I conclude by noting that even if you think you are able to take on two courses’ worth of service learning at once, your client may not be able to; no matter what happens, though, the students and the faculty will gain valuable project management insights.
If I Build It, Will They Come? Leading a Faculty Development Center
Jennifer Veltsos
Since the fall of 2002, the Center for Excellence in Teaching and Learning (CETL) has supported the University’s faculty in their efforts to improve student engagement, design more organized courses, create better student learning outcomes, and enhance their teaching careers. With a full-time reassigned faculty director, a graduate assistant, an administrative assistant, and two conference rooms, the University has demonstrated its commitment to supporting continuing preparation. But participation data from 2016 to present shows a persistent downward slide. Faculty prioritize teaching, research, and advising, so professional development and service to an ever increasing list of university initiatives compete for their remaining time and energy. Most clients are tenure track faculty because CETL programs are free, local, and flexible options for criteria 1 (teaching) and 3 (continuing preparation) of the required professional development plans. Participation by post-tenure faculty wanes as they become more confident in their teaching and acquire greater service and advising responsibilities.

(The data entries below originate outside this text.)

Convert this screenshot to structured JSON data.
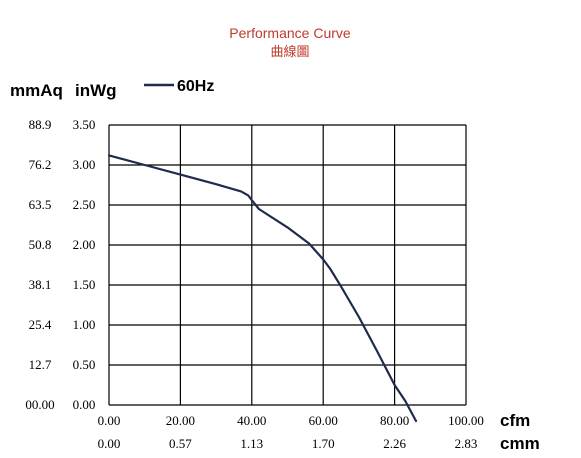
{
  "chart_data": {
    "type": "line",
    "title": "Performance Curve",
    "subtitle": "曲線圖",
    "title_color": "#c0392b",
    "line_color": "#1f2b4d",
    "grid": true,
    "legend_placement": "top-left",
    "series": [
      {
        "name": "60Hz",
        "x": [
          0,
          10,
          20,
          30,
          37,
          39,
          40,
          42,
          50,
          56,
          60,
          62,
          65,
          70,
          75,
          80,
          83,
          86
        ],
        "y": [
          3.12,
          3.0,
          2.88,
          2.76,
          2.67,
          2.62,
          2.56,
          2.45,
          2.22,
          2.02,
          1.82,
          1.7,
          1.48,
          1.1,
          0.68,
          0.25,
          0.05,
          -0.2
        ]
      }
    ],
    "xlim": [
      0,
      100
    ],
    "ylim": [
      0,
      3.5
    ],
    "x_ticks": [
      "0.00",
      "20.00",
      "40.00",
      "60.00",
      "80.00",
      "100.00"
    ],
    "x_ticks_cmm": [
      "0.00",
      "0.57",
      "1.13",
      "1.70",
      "2.26",
      "2.83"
    ],
    "y_ticks_inwg": [
      "3.50",
      "3.00",
      "2.50",
      "2.00",
      "1.50",
      "1.00",
      "0.50",
      "0.00"
    ],
    "y_ticks_mmaq": [
      "88.9",
      "76.2",
      "63.5",
      "50.8",
      "38.1",
      "25.4",
      "12.7",
      "00.00"
    ],
    "ylabel_mmaq": "mmAq",
    "ylabel_inwg": "inWg",
    "xlabel_cfm": "cfm",
    "xlabel_cmm": "cmm"
  }
}
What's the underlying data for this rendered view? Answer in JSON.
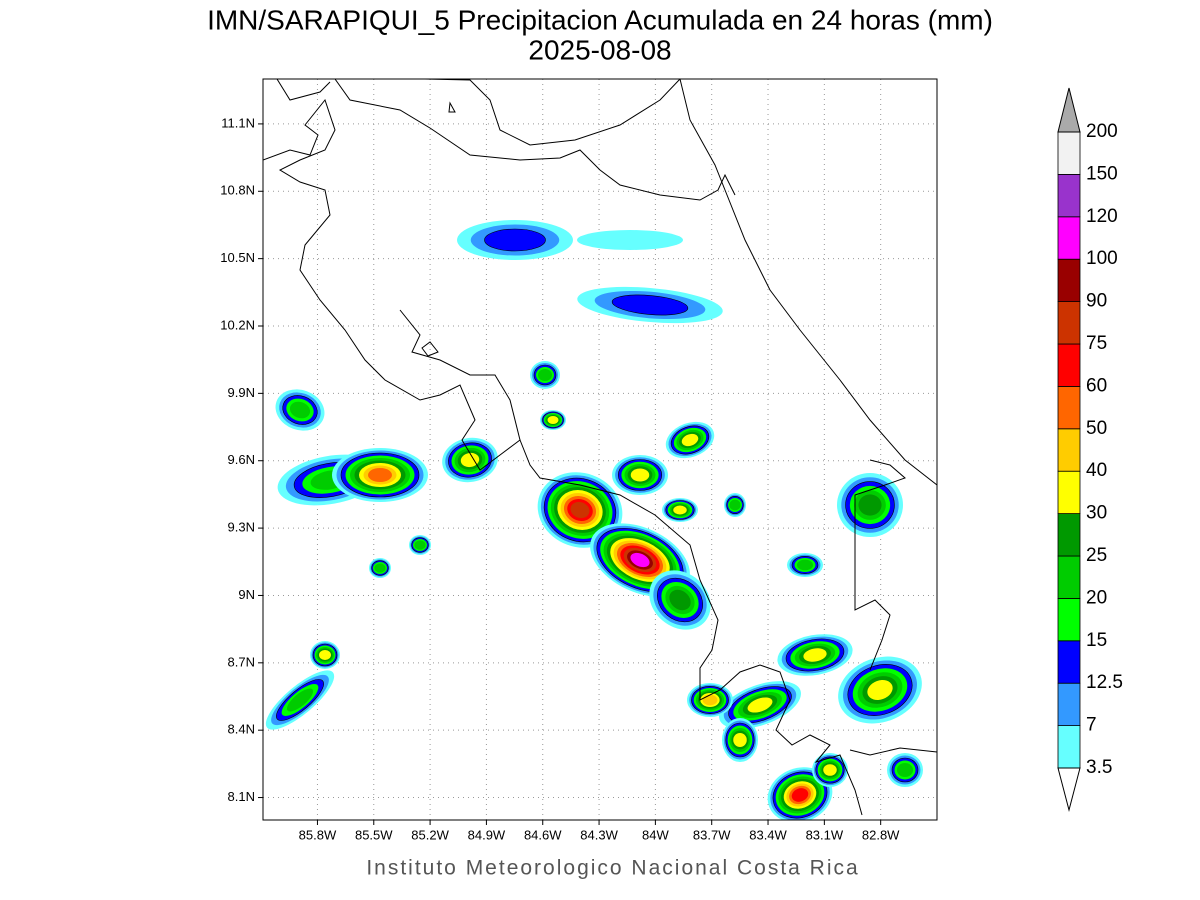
{
  "title": "IMN/SARAPIQUI_5 Precipitacion Acumulada en 24 horas (mm)",
  "subtitle": "2025-08-08",
  "footer": "Instituto Meteorologico Nacional Costa Rica",
  "map": {
    "xlim": [
      -86.09,
      -82.5
    ],
    "ylim": [
      8.0,
      11.3
    ],
    "xticks": [
      {
        "value": -85.8,
        "label": "85.8W"
      },
      {
        "value": -85.5,
        "label": "85.5W"
      },
      {
        "value": -85.2,
        "label": "85.2W"
      },
      {
        "value": -84.9,
        "label": "84.9W"
      },
      {
        "value": -84.6,
        "label": "84.6W"
      },
      {
        "value": -84.3,
        "label": "84.3W"
      },
      {
        "value": -84.0,
        "label": "84W"
      },
      {
        "value": -83.7,
        "label": "83.7W"
      },
      {
        "value": -83.4,
        "label": "83.4W"
      },
      {
        "value": -83.1,
        "label": "83.1W"
      },
      {
        "value": -82.8,
        "label": "82.8W"
      }
    ],
    "yticks": [
      {
        "value": 8.1,
        "label": "8.1N"
      },
      {
        "value": 8.4,
        "label": "8.4N"
      },
      {
        "value": 8.7,
        "label": "8.7N"
      },
      {
        "value": 9.0,
        "label": "9N"
      },
      {
        "value": 9.3,
        "label": "9.3N"
      },
      {
        "value": 9.6,
        "label": "9.6N"
      },
      {
        "value": 9.9,
        "label": "9.9N"
      },
      {
        "value": 10.2,
        "label": "10.2N"
      },
      {
        "value": 10.5,
        "label": "10.5N"
      },
      {
        "value": 10.8,
        "label": "10.8N"
      },
      {
        "value": 11.1,
        "label": "11.1N"
      }
    ],
    "grid": true
  },
  "legend": {
    "levels": [
      3.5,
      7,
      12.5,
      15,
      20,
      25,
      30,
      40,
      50,
      60,
      75,
      90,
      100,
      120,
      150,
      200
    ],
    "colors": [
      "#66ffff",
      "#3399ff",
      "#0000ff",
      "#00ff00",
      "#00cc00",
      "#009900",
      "#ffff00",
      "#ffcc00",
      "#ff6600",
      "#ff0000",
      "#cc3300",
      "#990000",
      "#ff00ff",
      "#9933cc",
      "#f2f2f2"
    ],
    "under_color": "#ffffff",
    "over_color": "#aaaaaa"
  }
}
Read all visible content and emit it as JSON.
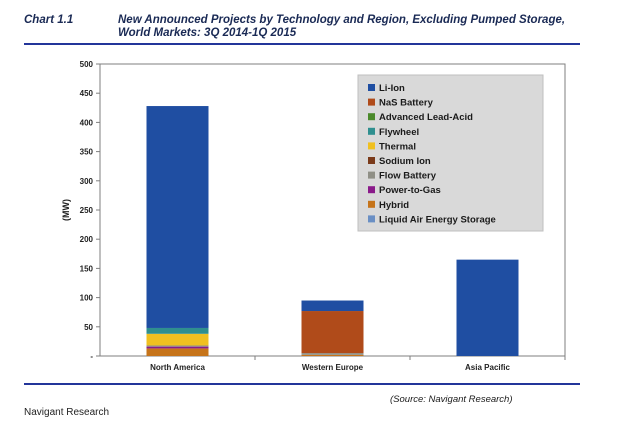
{
  "header": {
    "chart_label": "Chart 1.1",
    "title": "New Announced Projects by Technology and Region, Excluding Pumped Storage, World Markets: 3Q 2014-1Q 2015",
    "source": "(Source: Navigant Research)"
  },
  "footer": {
    "text": "Navigant Research"
  },
  "chart_data": {
    "type": "bar",
    "stacked": true,
    "title": "New Announced Projects by Technology and Region, Excluding Pumped Storage, World Markets: 3Q 2014-1Q 2015",
    "xlabel": "",
    "ylabel": "(MW)",
    "ylim": [
      0,
      500
    ],
    "yticks": [
      0,
      50,
      100,
      150,
      200,
      250,
      300,
      350,
      400,
      450,
      500
    ],
    "ytick_labels": [
      "-",
      "50",
      "100",
      "150",
      "200",
      "250",
      "300",
      "350",
      "400",
      "450",
      "500"
    ],
    "grid": false,
    "legend_position": "top-right",
    "categories": [
      "North America",
      "Western Europe",
      "Asia Pacific"
    ],
    "series": [
      {
        "name": "Li-Ion",
        "color": "#1f4ea2",
        "values": [
          380,
          18,
          165
        ]
      },
      {
        "name": "NaS Battery",
        "color": "#b04b1a",
        "values": [
          0,
          72,
          0
        ]
      },
      {
        "name": "Advanced Lead-Acid",
        "color": "#4b8a2b",
        "values": [
          0,
          0,
          0
        ]
      },
      {
        "name": "Flywheel",
        "color": "#2f8f8f",
        "values": [
          10,
          0,
          0
        ]
      },
      {
        "name": "Thermal",
        "color": "#f0c020",
        "values": [
          20,
          0,
          0
        ]
      },
      {
        "name": "Sodium Ion",
        "color": "#7a3a1a",
        "values": [
          0,
          0,
          0
        ]
      },
      {
        "name": "Flow Battery",
        "color": "#8f8f86",
        "values": [
          2,
          3,
          0
        ]
      },
      {
        "name": "Power-to-Gas",
        "color": "#8a1a8a",
        "values": [
          3,
          0,
          0
        ]
      },
      {
        "name": "Hybrid",
        "color": "#c6741a",
        "values": [
          13,
          2,
          0
        ]
      },
      {
        "name": "Liquid Air Energy Storage",
        "color": "#6a8fc4",
        "values": [
          0,
          0,
          0
        ]
      }
    ],
    "stack_order_bottom_to_top": [
      "Hybrid",
      "Power-to-Gas",
      "Flow Battery",
      "Thermal",
      "Flywheel",
      "NaS Battery",
      "Li-Ion"
    ]
  }
}
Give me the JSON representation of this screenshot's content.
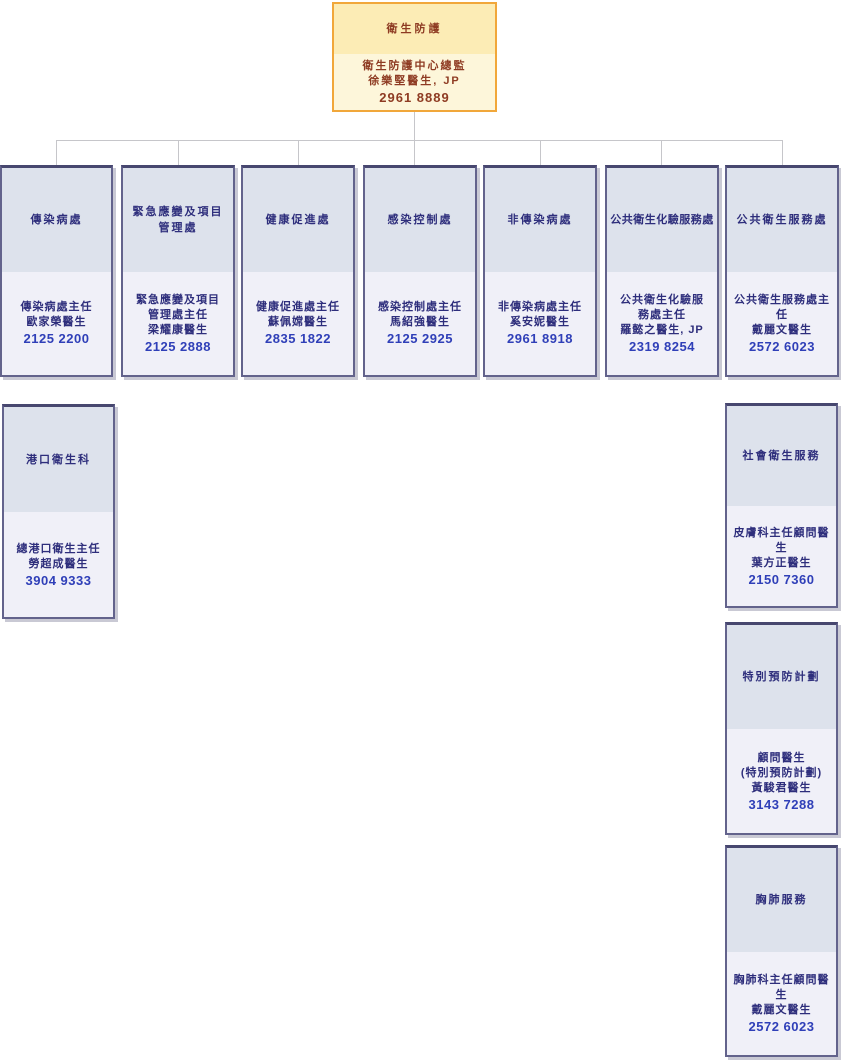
{
  "colors": {
    "director_border": "#f1a73a",
    "director_header_bg": "#fcecb5",
    "director_body_bg": "#fdf6da",
    "director_text": "#8e3b22",
    "node_border": "#63638c",
    "node_border_top": "#47476f",
    "node_header_bg": "#dde2ec",
    "node_body_bg": "#f0f0f8",
    "node_text": "#2e2e7c",
    "phone_text": "#2f3fb8",
    "connector": "#c6c6ca",
    "shadow": "#c9c9d4"
  },
  "nodes": {
    "director": {
      "title_lines": [
        "衛生防護"
      ],
      "body_lines": [
        "衛生防護中心總監",
        "徐樂堅醫生, JP",
        "2961 8889"
      ]
    },
    "b1": {
      "title_lines": [
        "傳染病處"
      ],
      "body_lines": [
        "傳染病處主任",
        "歐家榮醫生",
        "2125 2200"
      ]
    },
    "b2": {
      "title_lines": [
        "緊急應變及項目",
        "管理處"
      ],
      "body_lines": [
        "緊急應變及項目",
        "管理處主任",
        "梁耀康醫生",
        "2125 2888"
      ]
    },
    "b3": {
      "title_lines": [
        "健康促進處"
      ],
      "body_lines": [
        "健康促進處主任",
        "蘇佩嫦醫生",
        "2835 1822"
      ]
    },
    "b4": {
      "title_lines": [
        "感染控制處"
      ],
      "body_lines": [
        "感染控制處主任",
        "馬紹強醫生",
        "2125 2925"
      ]
    },
    "b5": {
      "title_lines": [
        "非傳染病處"
      ],
      "body_lines": [
        "非傳染病處主任",
        "奚安妮醫生",
        "2961 8918"
      ]
    },
    "b6": {
      "title_lines": [
        "公共衛生化驗服務處"
      ],
      "body_lines": [
        "公共衛生化驗服",
        "務處主任",
        "羅懿之醫生, JP",
        "2319 8254"
      ]
    },
    "b7": {
      "title_lines": [
        "公共衛生服務處"
      ],
      "body_lines": [
        "公共衛生服務處主任",
        "戴麗文醫生",
        "2572 6023"
      ]
    },
    "port": {
      "title_lines": [
        "港口衛生科"
      ],
      "body_lines": [
        "總港口衛生主任",
        "勞超成醫生",
        "3904 9333"
      ]
    },
    "social": {
      "title_lines": [
        "社會衛生服務"
      ],
      "body_lines": [
        "皮膚科主任顧問醫生",
        "葉方正醫生",
        "2150 7360"
      ]
    },
    "special": {
      "title_lines": [
        "特別預防計劃"
      ],
      "body_lines": [
        "顧問醫生",
        "(特別預防計劃)",
        "黃駿君醫生",
        "3143 7288"
      ]
    },
    "chest": {
      "title_lines": [
        "胸肺服務"
      ],
      "body_lines": [
        "胸肺科主任顧問醫生",
        "戴麗文醫生",
        "2572 6023"
      ]
    }
  }
}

Faculty insist that they prefer traditional face-to-face professional development experiences, but a 2017 gap analysis and informal conversations indicate that they really want professional development on demand. Asynchronous professional development options include email, curated website content, podcasts, and online training. This presentation will describe some of the options in development and seek suggestions from participants for ways to persuade faculty to make better use of this university resource.